In the above equation, “$\_$” denotes the trend part, which will not be used as the input to the decoder part, $l\in \left\{1,2,\dots ,N\right\}$ represents the $l$th encoder block, and ${\mathcal{S}}_{en}^{l,i}$ denotes the $i$ time-series decomposition $l$th encoder block.
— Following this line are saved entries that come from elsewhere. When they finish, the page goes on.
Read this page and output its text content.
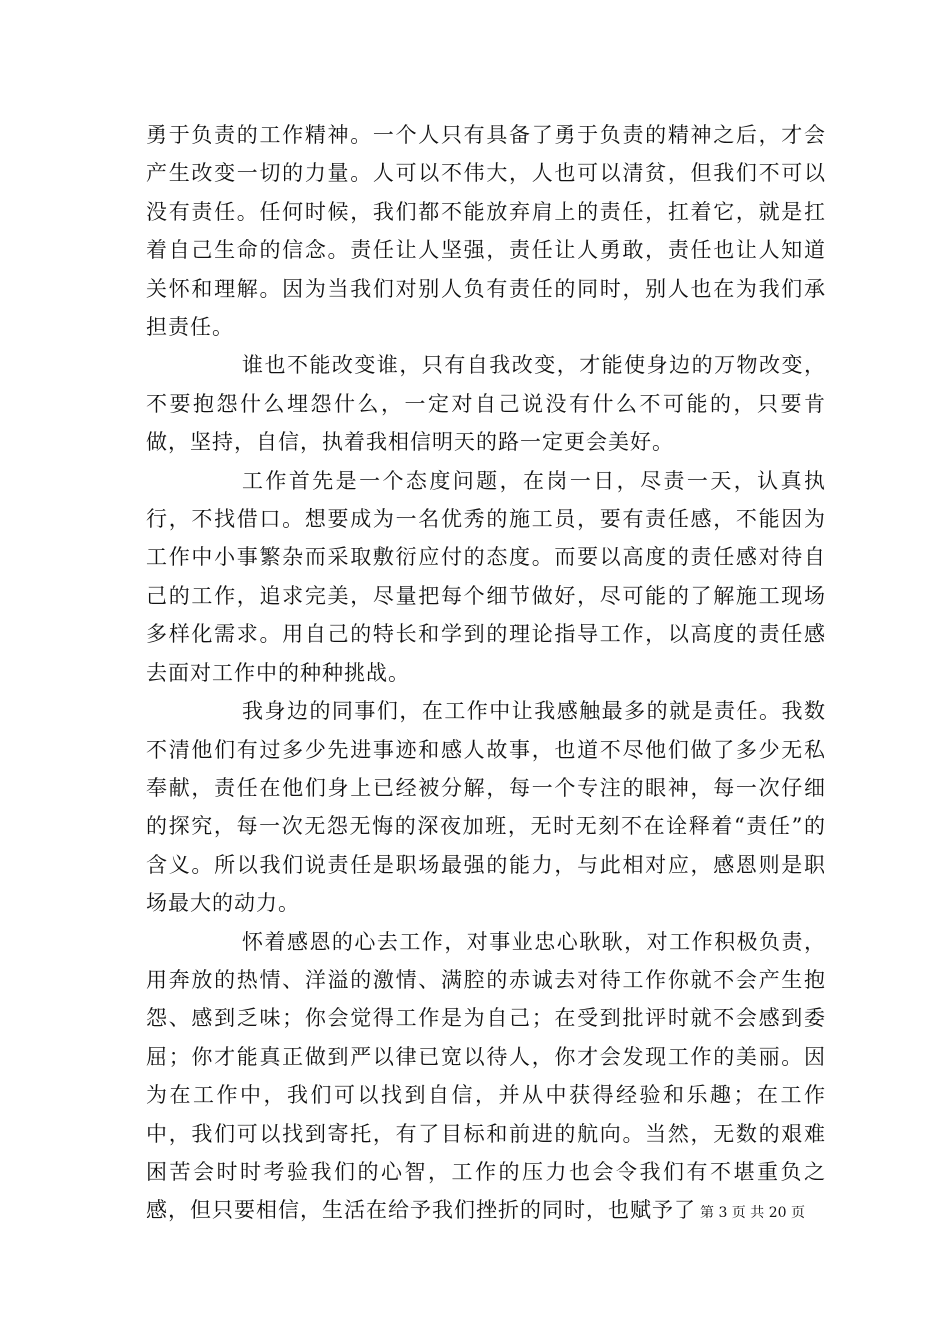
勇于负责的工作精神。一个人只有具备了勇于负责的精神之后，才会产生改变一切的力量。人可以不伟大，人也可以清贫，但我们不可以没有责任。任何时候，我们都不能放弃肩上的责任，扛着它，就是扛着自己生命的信念。责任让人坚强，责任让人勇敢，责任也让人知道关怀和理解。因为当我们对别人负有责任的同时，别人也在为我们承担责任。

谁也不能改变谁，只有自我改变，才能使身边的万物改变，不要抱怨什么埋怨什么，一定对自己说没有什么不可能的，只要肯做，坚持，自信，执着我相信明天的路一定更会美好。

工作首先是一个态度问题，在岗一日，尽责一天，认真执行，不找借口。想要成为一名优秀的施工员，要有责任感，不能因为工作中小事繁杂而采取敷衍应付的态度。而要以高度的责任感对待自己的工作，追求完美，尽量把每个细节做好，尽可能的了解施工现场多样化需求。用自己的特长和学到的理论指导工作，以高度的责任感去面对工作中的种种挑战。

我身边的同事们，在工作中让我感触最多的就是责任。我数不清他们有过多少先进事迹和感人故事，也道不尽他们做了多少无私奉献，责任在他们身上已经被分解，每一个专注的眼神，每一次仔细的探究，每一次无怨无悔的深夜加班，无时无刻不在诠释着“责任”的含义。所以我们说责任是职场最强的能力，与此相对应，感恩则是职场最大的动力。

怀着感恩的心去工作，对事业忠心耿耿，对工作积极负责，用奔放的热情、洋溢的激情、满腔的赤诚去对待工作你就不会产生抱怨、感到乏味；你会觉得工作是为自己；在受到批评时就不会感到委屈；你才能真正做到严以律已宽以待人，你才会发现工作的美丽。因为在工作中，我们可以找到自信，并从中获得经验和乐趣；在工作中，我们可以找到寄托，有了目标和前进的航向。当然，无数的艰难困苦会时时考验我们的心智，工作的压力也会令我们有不堪重负之感，但只要相信，生活在给予我们挫折的同时，也赋予了 第 3 页 共 20 页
Decoder: the Decoder input contains two parts, the trend part after sequence decomposition and other remaining parts. The Decoder part uses a two-way processing mode, a multi-stacked auto-correlation mechanism block for the seasonal part and a cumulative mechanism structure for the trend part accumulation, respectively. The upper branch processes the seasonal part, and the lower branch processes the trend-cyclical part. The upper branch first uses auto-correlation to extract the temporal dependencies inherent in the future predicted states, then uses encoder–decoder auto-correlation to extract information from the historical series with higher-order temporal dependencies from the encoder output, and finally passes through the Feed Forward layer. The lower branch gradually extracts the trend information from the predicted hidden variables, and the outputs of each sub-layer of the upper branch are summed together using the weighted addition method. The specific equation is shown as follows.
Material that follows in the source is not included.